Here is one of the panels I recently installed....and I'm in code violation!
Please note that every breaker is identified in both English and Chinese. Colored tape also identifies breakers on common systems (such as the Ansul).
A strict reading of the NEC, however, will tell you the markings must be on the supplied panel directory. These other markings are allowed- it's just that, as you can see, the directory has not been filled in. Am I the only one who thinks the NEC needs a little editing on this point?
I had also located my panels along the main walkway, serving the kitchen, main dining room, and bathroom. No matter....the second pic is from "opening day." These folks wasted no time piling (literally) a ton of stuff around the panels. They've since added a work table...
Reno The means of marking on tape next to the breakers will not stand up to the test of time. I agree that it should not have to be marked on the door, but for now that is the requirement. Remember some panels have no doors.
I work in a facility that is getting ready to celebrate its 25 year of processing. The original panel schedules were typed (yes, with a typewriter) on the supplied white cards and installed behind the supplied plastic windows. They are perfectly legible today. Your arguments smack of situational ethics - it is going to be screw up anyway so why should I follow the rules? Personally, I use Excel templates and can create a new shedule for a panel I've done before in just seconds and only use a few minutes to create a new one from scratch. We can not asume the future, we must do our work to the current standards.
One thing I will not accept is folded up panel schedules cut out from the plans. Most of the time these aren't accurate anyway, due to field changes. I insist that the directory be readable without taking it out. I've seen too many boards with no directories. I also insist they remove the old one when they do a TI. It is a bit more than the code addresses, but I'm an electrician who used to work on panels with no directories and it was not easy tracing everything out. I don't have the time to check out every circuit to see it does what the directory says, but I spot check a few. I always take the cover off to see there is a wire where the directory says there is a load. I find lots of mistakes here. I will accept sharpie on deadfront next to C/B's as long as it's readable. OK, fire slings and arrows at will.
Sometimes I wonder if would be best to take a few minutes of time to sweep the floor an a couple of bucks worth or that black and bright yellow striped sticky backed warning tape to mark the boundary on the floor in front of the panels. People have no clue what the code requirements for working space is and will almost always stack stuff in front of the panels. By marking a barrier there is a remote possibility that they may wonder why someone put it there. Taking care of details as well as a neat on professional installation provides an opportunity for one to differentiate you from the competitor.
Fire regulations alone mean that stuff can't be piled in front of the DBs
Big Jim is right when he says that door charts can be produced quickly and easily in Excel.
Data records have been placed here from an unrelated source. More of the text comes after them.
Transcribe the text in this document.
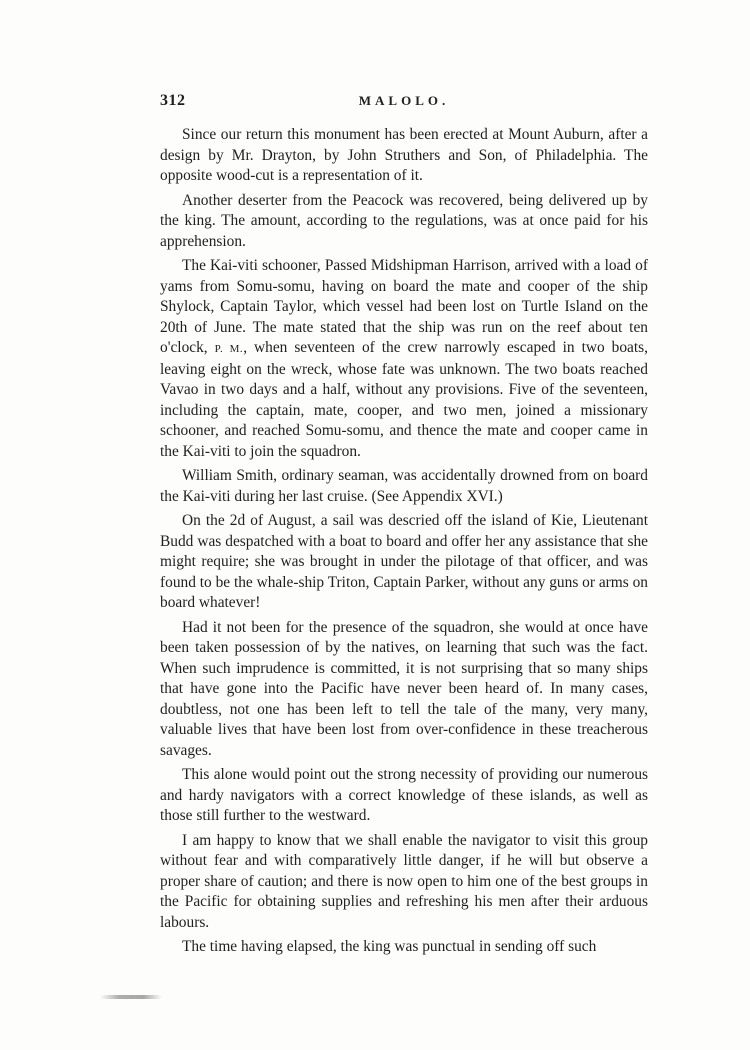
312	MALOLO.

Since our return this monument has been erected at Mount Auburn, after a design by Mr. Drayton, by John Struthers and Son, of Philadelphia. The opposite wood-cut is a representation of it.

Another deserter from the Peacock was recovered, being delivered up by the king. The amount, according to the regulations, was at once paid for his apprehension.

The Kai-viti schooner, Passed Midshipman Harrison, arrived with a load of yams from Somu-somu, having on board the mate and cooper of the ship Shylock, Captain Taylor, which vessel had been lost on Turtle Island on the 20th of June. The mate stated that the ship was run on the reef about ten o'clock, P. M., when seventeen of the crew narrowly escaped in two boats, leaving eight on the wreck, whose fate was unknown. The two boats reached Vavao in two days and a half, without any provisions. Five of the seventeen, including the captain, mate, cooper, and two men, joined a missionary schooner, and reached Somu-somu, and thence the mate and cooper came in the Kai-viti to join the squadron.

William Smith, ordinary seaman, was accidentally drowned from on board the Kai-viti during her last cruise. (See Appendix XVI.)

On the 2d of August, a sail was descried off the island of Kie, Lieutenant Budd was despatched with a boat to board and offer her any assistance that she might require; she was brought in under the pilotage of that officer, and was found to be the whale-ship Triton, Captain Parker, without any guns or arms on board whatever!

Had it not been for the presence of the squadron, she would at once have been taken possession of by the natives, on learning that such was the fact. When such imprudence is committed, it is not surprising that so many ships that have gone into the Pacific have never been heard of. In many cases, doubtless, not one has been left to tell the tale of the many, very many, valuable lives that have been lost from over-confidence in these treacherous savages.

This alone would point out the strong necessity of providing our numerous and hardy navigators with a correct knowledge of these islands, as well as those still further to the westward.

I am happy to know that we shall enable the navigator to visit this group without fear and with comparatively little danger, if he will but observe a proper share of caution; and there is now open to him one of the best groups in the Pacific for obtaining supplies and refreshing his men after their arduous labours.

The time having elapsed, the king was punctual in sending off such
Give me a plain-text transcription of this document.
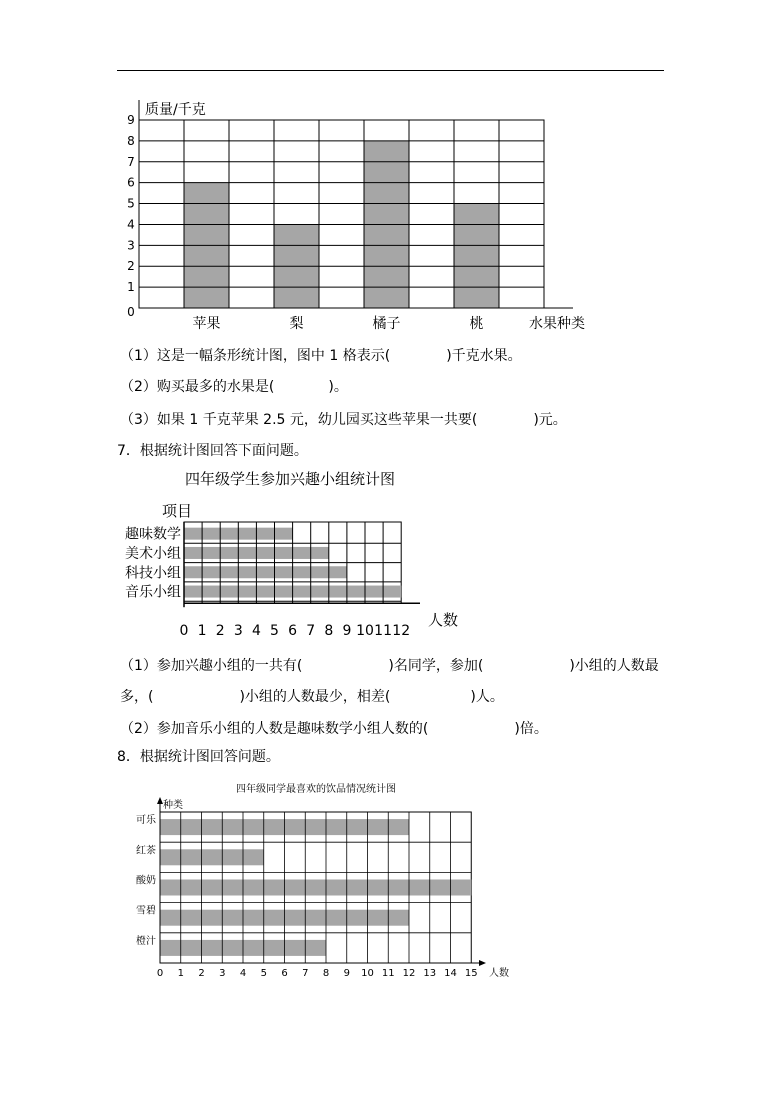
0
1
2
3
4
5
6
7
8
9
质量/千克
苹果	梨	橘子	桃	水果种类
（1）这是一幅条形统计图，图中 1 格表示(	)千克水果。
（2）购买最多的水果是(	)。
（3）如果 1 千克苹果 2.5 元，幼儿园买这些苹果一共要(	)元。
7．根据统计图回答下面问题。
四年级学生参加兴趣小组统计图
项目
趣味数学
美术小组
科技小组
音乐小组
0 1 2 3 4 5 6 7 8 9 10 11 12
人数
（1）参加兴趣小组的一共有(	)名同学，参加(	)小组的人数最
多，(	)小组的人数最少，相差(	)人。
（2）参加音乐小组的人数是趣味数学小组人数的(	)倍。
8．根据统计图回答问题。
四年级同学最喜欢的饮品情况统计图
种类
可乐
红茶
酸奶
雪碧
橙汁
0 1 2 3 4 5 6 7 8 9 10 11 12 13 14 15 人数
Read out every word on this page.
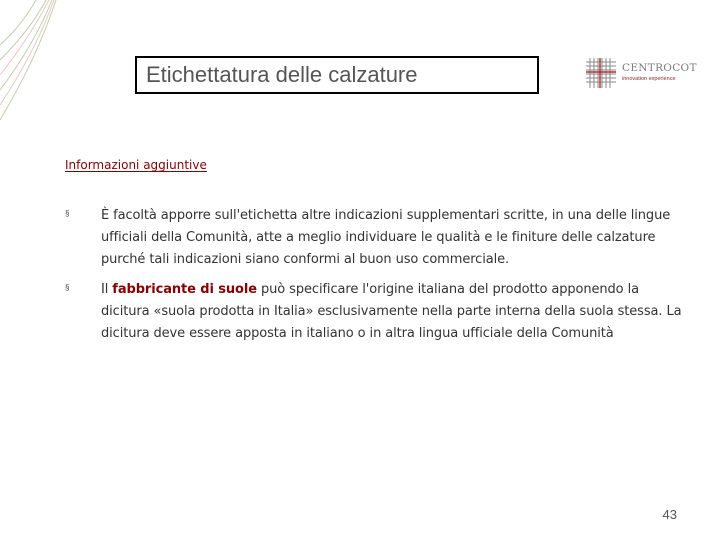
Etichettatura delle calzature	CENTROCOT
innovation experience
Informazioni aggiuntive
§	È facoltà apporre sull'etichetta altre indicazioni supplementari scritte, in una delle lingue ufficiali della Comunità, atte a meglio individuare le qualità e le finiture delle calzature purché tali indicazioni siano conformi al buon uso commerciale.
§	Il fabbricante di suole può specificare l'origine italiana del prodotto apponendo la dicitura «suola prodotta in Italia» esclusivamente nella parte interna della suola stessa. La dicitura deve essere apposta in italiano o in altra lingua ufficiale della Comunità
43
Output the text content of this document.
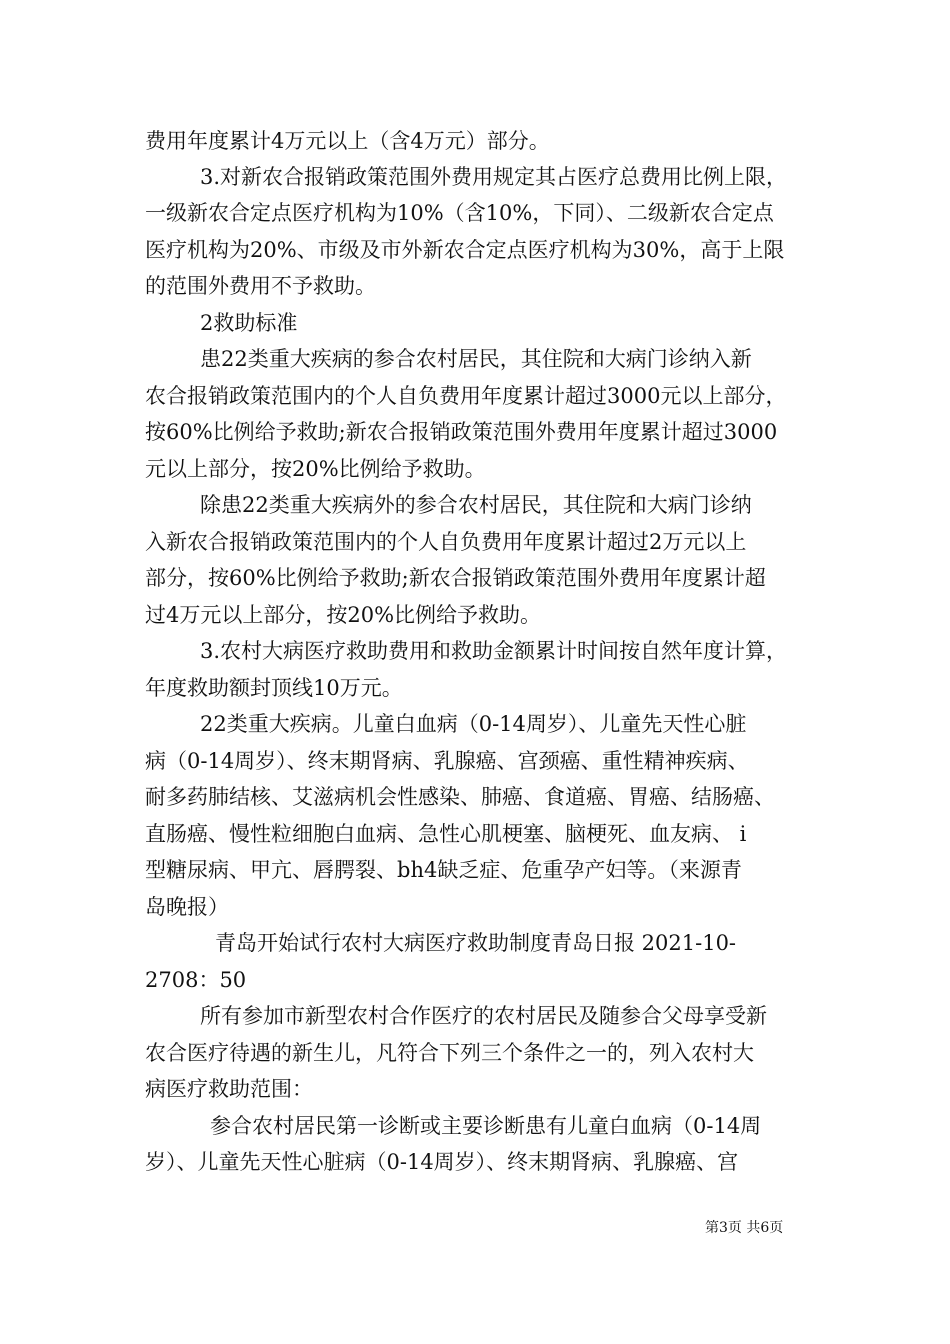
费用年度累计4万元以上（含4万元）部分。
3.对新农合报销政策范围外费用规定其占医疗总费用比例上限，
一级新农合定点医疗机构为10%（含10%，下同）、二级新农合定点
医疗机构为20%、市级及市外新农合定点医疗机构为30%，高于上限
的范围外费用不予救助。
2救助标准
患22类重大疾病的参合农村居民，其住院和大病门诊纳入新
农合报销政策范围内的个人自负费用年度累计超过3000元以上部分，
按60%比例给予救助;新农合报销政策范围外费用年度累计超过3000
元以上部分，按20%比例给予救助。
除患22类重大疾病外的参合农村居民，其住院和大病门诊纳
入新农合报销政策范围内的个人自负费用年度累计超过2万元以上
部分，按60%比例给予救助;新农合报销政策范围外费用年度累计超
过4万元以上部分，按20%比例给予救助。
3.农村大病医疗救助费用和救助金额累计时间按自然年度计算，
年度救助额封顶线10万元。
22类重大疾病。儿童白血病（0-14周岁）、儿童先天性心脏
病（0-14周岁）、终末期肾病、乳腺癌、宫颈癌、重性精神疾病、
耐多药肺结核、艾滋病机会性感染、肺癌、食道癌、胃癌、结肠癌、
直肠癌、慢性粒细胞白血病、急性心肌梗塞、脑梗死、血友病、 i
型糖尿病、甲亢、唇腭裂、bh4缺乏症、危重孕产妇等。（来源青
岛晚报）
青岛开始试行农村大病医疗救助制度青岛日报 2021-10-
2708：50
所有参加市新型农村合作医疗的农村居民及随参合父母享受新
农合医疗待遇的新生儿，凡符合下列三个条件之一的，列入农村大
病医疗救助范围：
参合农村居民第一诊断或主要诊断患有儿童白血病（0-14周
岁）、儿童先天性心脏病（0-14周岁）、终末期肾病、乳腺癌、宫
第3页 共6页
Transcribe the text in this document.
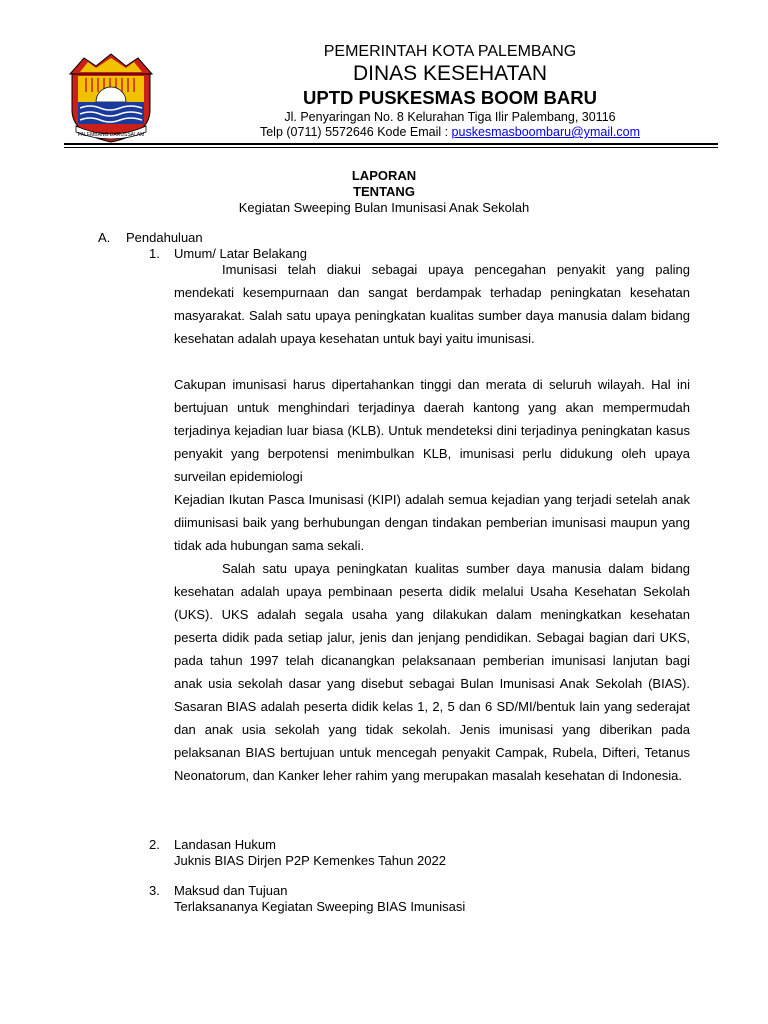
PALEMBANG DARUSSALAM
PEMERINTAH KOTA PALEMBANG
DINAS KESEHATAN
UPTD PUSKESMAS BOOM BARU
Jl. Penyaringan No. 8 Kelurahan Tiga Ilir Palembang, 30116
Telp (0711) 5572646 Kode Email : puskesmasboombaru@ymail.com
LAPORAN
TENTANG
Kegiatan Sweeping Bulan Imunisasi Anak Sekolah
A. Pendahuluan
1. Umum/ Latar Belakang

Imunisasi telah diakui sebagai upaya pencegahan penyakit yang paling mendekati kesempurnaan dan sangat berdampak terhadap peningkatan kesehatan masyarakat. Salah satu upaya peningkatan kualitas sumber daya manusia dalam bidang kesehatan adalah upaya kesehatan untuk bayi yaitu imunisasi.

Cakupan imunisasi harus dipertahankan tinggi dan merata di seluruh wilayah. Hal ini bertujuan untuk menghindari terjadinya daerah kantong yang akan mempermudah terjadinya kejadian luar biasa (KLB). Untuk mendeteksi dini terjadinya peningkatan kasus penyakit yang berpotensi menimbulkan KLB, imunisasi perlu didukung oleh upaya surveilan epidemiologi

Kejadian Ikutan Pasca Imunisasi (KIPI) adalah semua kejadian yang terjadi setelah anak diimunisasi baik yang berhubungan dengan tindakan pemberian imunisasi maupun yang tidak ada hubungan sama sekali.

Salah satu upaya peningkatan kualitas sumber daya manusia dalam bidang kesehatan adalah upaya pembinaan peserta didik melalui Usaha Kesehatan Sekolah (UKS). UKS adalah segala usaha yang dilakukan dalam meningkatkan kesehatan peserta didik pada setiap jalur, jenis dan jenjang pendidikan. Sebagai bagian dari UKS, pada tahun 1997 telah dicanangkan pelaksanaan pemberian imunisasi lanjutan bagi anak usia sekolah dasar yang disebut sebagai Bulan Imunisasi Anak Sekolah (BIAS). Sasaran BIAS adalah peserta didik kelas 1, 2, 5 dan 6 SD/MI/bentuk lain yang sederajat dan anak usia sekolah yang tidak sekolah. Jenis imunisasi yang diberikan pada pelaksanan BIAS bertujuan untuk mencegah penyakit Campak, Rubela, Difteri, Tetanus Neonatorum, dan Kanker leher rahim yang merupakan masalah kesehatan di Indonesia.

2. Landasan Hukum
Juknis BIAS Dirjen P2P Kemenkes Tahun 2022
3. Maksud dan Tujuan
Terlaksananya Kegiatan Sweeping BIAS Imunisasi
Whether the existing charts are accurate or not is another matter and should be factored into the quote (bid).
At some stage the owner is going to have to take responsibility for inaccurate switchboard door chats.
It's been my experience that people might not know the details, but they know that there is, in general, a requirement for access to these panels. They just don't care. We see our slice and our job, they see theirs- and as their viewpoint is that they never have problems and never have to get into that panel, they weigh that against the convenience factor of being able to pile up stuff and up it goes.
I've been in rooms piled so high and so tight with junk that I literally didn't even know a panel existed, letalone that there was a hidden MBT and 5kVA transformer bank under there too! And this was a a room that was supposed to be kept clear of stuff like that for completely unrelated reasons and the electronic techs were the guilty party, which made it even worse.
It all comes back around- how many times have the carpenters and masons cursed you all behind your backs for putting holes in their critical structure?
Back on subject, I come from a highly documented corner of the industry and don't see why it isn't absolutely required to not only label the breakers, but also the cables and to include the drawings of the entire electrical system- so you can tell exactly what is on what breaker and what all else is tied to it. I mean, we almost always have them on hand already, it's a simple matter to bag it to the door.
Personally John, From an electrician's point of view, I'd mark both. I use a Label-maker that prints self-adhesive labels that I use to stick to the dead-front next to the breakers. I also make up my own panel schedule that goes on the inside of the door. But for speed, I prefer the labelled breakers, provided of course that you can read the writing of the Electrician that wrote on the dead-front in the first place. That's the reason why I use the label-maker.
Let's face it, these days if you're not young, you're old - Red Green
You probably should not lable breakers. If you replace one the label is gone. Not all electricians carry a lable maker on thier truck. But they do have a pen. Same with lableing the dead front with labels or perminant marker.